Not long ago, I ran into a friend whom I hadn’t seen in a while. She asked about my daughters and mentioned that the last time we’d talked my younger child was having trouble sleeping. It was an old parenting crisis that had been resolved some time ago and had faded from my memory. Our conversation was a good reminder that the current parenting issues–and all other life issues–will someday fade as well and become less relevant. Less all-consuming.
But how easy it is to forget this, and narrow our thinking. We become completely absorbed in whatever is the crisis-of-the-day, and see the current events in our life as all-important. And while it is necessary to pay attention to our present situation, often we become so wrapped up in daily life–our plans, dilemmas, and dramas–that we lose perspective of the long view. We forget that with time, this too shall pass.
Keeping perspective of our place in time–that we and our current crisis are but a mere speck of existence in the history of humankind–is what psychologist Barbara Fredrickson calls “broadening.” She suggests consciously expanding our narrow thinking to help boost problem-solving and improve quality of life. She says that when we stretch our thoughts to take in as much as we can we “see both the forest and the trees.”
One trick to help create a sense of broadening is to seek advice from the future. Ask yourself this question and see what response comes to mind: What advice would your future self give to your current self?
I had to walk around with this question in my head for several days before receiving the advice to not worry so much about getting everything right. To let go of all the little details and just enjoy this time as it is.
After receiving my answer, I immediately felt a sense of ease, and was able to settle more peacefully into the present moment.
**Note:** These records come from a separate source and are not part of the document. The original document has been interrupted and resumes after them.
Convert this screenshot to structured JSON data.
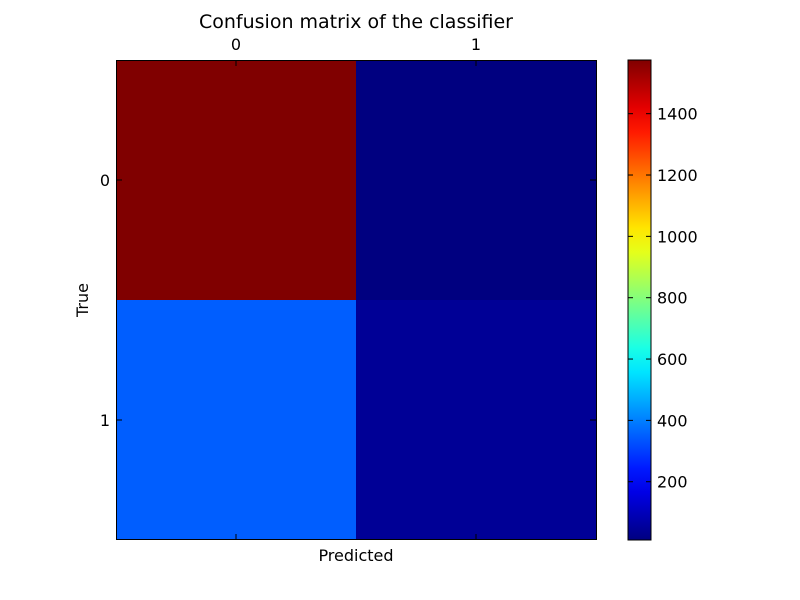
{
  "chart_data": {
    "type": "heatmap",
    "title": "Confusion matrix of the classifier",
    "xlabel": "Predicted",
    "ylabel": "True",
    "x_categories": [
      "0",
      "1"
    ],
    "y_categories": [
      "0",
      "1"
    ],
    "values": [
      [
        1575,
        10
      ],
      [
        350,
        45
      ]
    ],
    "colormap": "jet",
    "colorbar": {
      "min": 10,
      "max": 1575,
      "ticks": [
        200,
        400,
        600,
        800,
        1000,
        1200,
        1400
      ]
    }
  }
}
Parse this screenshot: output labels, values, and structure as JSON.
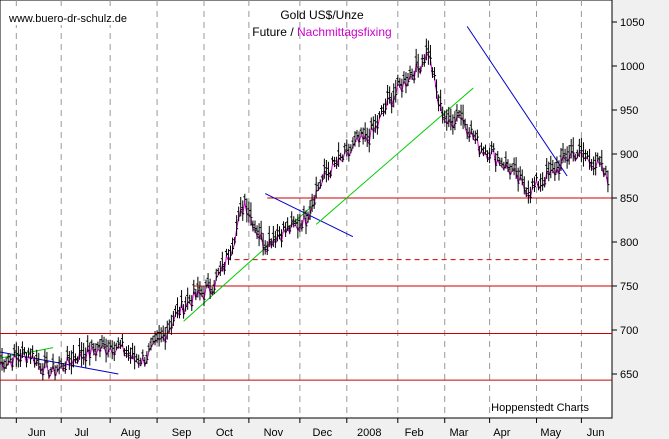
{
  "chart_data": {
    "type": "line",
    "title": "Gold US$/Unze",
    "subtitle_part1": "Future / ",
    "subtitle_part2": "Nachmittagsfixing",
    "watermark": "www.buero-dr-schulz.de",
    "credit": "Hoppenstedt Charts",
    "ylim": [
      600,
      1075
    ],
    "xlim": [
      0,
      300
    ],
    "grid": {
      "vertical_dashed": true,
      "horizontal": false
    },
    "y_ticks": [
      650,
      700,
      750,
      800,
      850,
      900,
      950,
      1000,
      1050
    ],
    "x_labels": [
      {
        "x": 18,
        "label": "Jun"
      },
      {
        "x": 40,
        "label": "Jul"
      },
      {
        "x": 64,
        "label": "Aug"
      },
      {
        "x": 89,
        "label": "Sep"
      },
      {
        "x": 110,
        "label": "Oct"
      },
      {
        "x": 134,
        "label": "Nov"
      },
      {
        "x": 158,
        "label": "Dec"
      },
      {
        "x": 181,
        "label": "2008"
      },
      {
        "x": 203,
        "label": "Feb"
      },
      {
        "x": 225,
        "label": "Mar"
      },
      {
        "x": 246,
        "label": "Apr"
      },
      {
        "x": 270,
        "label": "May"
      },
      {
        "x": 292,
        "label": "Jun"
      }
    ],
    "vgrid_x": [
      8,
      30,
      54,
      77,
      100,
      122,
      147,
      170,
      195,
      218,
      240,
      263,
      285
    ],
    "colors": {
      "future": "#000000",
      "fixing": "#cc00cc",
      "support": "#cc0000",
      "uptrend": "#00cc00",
      "downtrend": "#0000cc",
      "watermark_bg": "#ffffff"
    },
    "series": [
      {
        "name": "Future",
        "x": [
          0,
          5,
          10,
          15,
          20,
          25,
          30,
          35,
          40,
          45,
          50,
          55,
          60,
          65,
          70,
          75,
          80,
          85,
          90,
          95,
          100,
          105,
          110,
          115,
          120,
          125,
          130,
          135,
          140,
          145,
          150,
          155,
          160,
          165,
          170,
          175,
          180,
          185,
          190,
          195,
          200,
          205,
          210,
          215,
          220,
          225,
          230,
          235,
          240,
          245,
          250,
          255,
          260,
          265,
          270,
          275,
          280,
          285,
          290,
          295,
          298
        ],
        "values": [
          665,
          668,
          672,
          675,
          662,
          655,
          660,
          668,
          675,
          678,
          682,
          685,
          680,
          670,
          668,
          680,
          695,
          715,
          730,
          740,
          745,
          755,
          775,
          810,
          850,
          820,
          800,
          810,
          815,
          820,
          830,
          860,
          880,
          890,
          900,
          915,
          920,
          935,
          960,
          975,
          990,
          1000,
          1020,
          960,
          935,
          950,
          930,
          910,
          905,
          895,
          885,
          870,
          860,
          870,
          880,
          890,
          905,
          900,
          895,
          885,
          870
        ]
      }
    ],
    "horizontal_lines": [
      {
        "y": 850,
        "x_from": 131,
        "x_to": 300,
        "style": "solid",
        "color": "#cc0000"
      },
      {
        "y": 780,
        "x_from": 115,
        "x_to": 300,
        "style": "dashed",
        "color": "#cc0000"
      },
      {
        "y": 750,
        "x_from": 95,
        "x_to": 300,
        "style": "solid",
        "color": "#cc0000"
      },
      {
        "y": 696,
        "x_from": 0,
        "x_to": 300,
        "style": "solid",
        "color": "#cc0000"
      },
      {
        "y": 643,
        "x_from": 0,
        "x_to": 300,
        "style": "solid",
        "color": "#cc0000"
      }
    ],
    "trend_lines": [
      {
        "from": [
          0,
          675
        ],
        "to": [
          58,
          650
        ],
        "color": "#0000cc"
      },
      {
        "from": [
          0,
          668
        ],
        "to": [
          26,
          680
        ],
        "color": "#00cc00"
      },
      {
        "from": [
          130,
          855
        ],
        "to": [
          173,
          806
        ],
        "color": "#0000cc"
      },
      {
        "from": [
          90,
          710
        ],
        "to": [
          155,
          845
        ],
        "color": "#00cc00"
      },
      {
        "from": [
          155,
          820
        ],
        "to": [
          232,
          975
        ],
        "color": "#00cc00"
      },
      {
        "from": [
          229,
          1045
        ],
        "to": [
          278,
          875
        ],
        "color": "#0000cc"
      }
    ]
  }
}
I had permission to let go of my efforts to forestall all the unknowns that tomorrow might bring.
Sure, this exercise is contrived and out on a New Age limb, but I think there is something to it. I firmly believe that a tremendous amount of wisdom lies within each of us, and that it is just a matter of asking the right questions. With that in mind, I sent the future advice question out to those I love best to see what kind of reaction it triggered in them.
I had several responses almost immediately. Some short, some long. A main theme among them was to worry less and keep things simple. Others: to invest some time and energy into self-care, remember to engage in activities you love, and to be happy.
Corrie Kate sent an itemized list of seven pieces of advice from her future self, the last being, “Know you are blooming right where you are planted, and that you are supposed to be there. Learn what you can from each day.”
Each email moved and inspired me. I especially related to this passionate excerpt from Mary D.: “My future self would likely tell my current self that who I am (what I’ve become) is someone who is not only fine, but truly better than fine.” The rest of the day the phrase, “truly better than fine,” rang like a bell in my brain.
My friend Seth, who is a pastor, has been struggling with issues of faith and death. (He performs funerals weekly.) He writes that his future self advised him to “have some trust in your personal ability to be more than the person you are right now, and trust that you have something creative, meaningful, and human to contribute to the vast expanse of humanity. The road leads here, and in this future, it is a good place.”
I like that idea that the road leads to a good place, because although the future is murky at best–we all will be tossed around by unforeseen variables such as the economy, natural disasters, and other people’s decisions–the future is also a shining beacon of hope. Hope that starts in the present. A Tibetan proverb says, “If you want to know your future, look at your present.” It is a full circle. We can use our future to help us gain a better perspective of how to best live our present, and use our present actions to help predict our future.
After receiving a number of responses, I asked my very left brain nine-year-old daughter what advice her future self would give her present self. She looked at me like I was soft in the head. “You know, Mom,” she said with great patience, “You can’t know what’s going to happen in the future.”
Her older sister, with some exasperation, told her to just “pretend.” Clara ate her peanut butter and jelly sandwich slowly. When she was finished, she said, as if it were obvious, “Wouldn’t the answer be to just ‘like life’?”
Like life. What easier way is there to broaden our outlook? Simply like life. What better advice is there?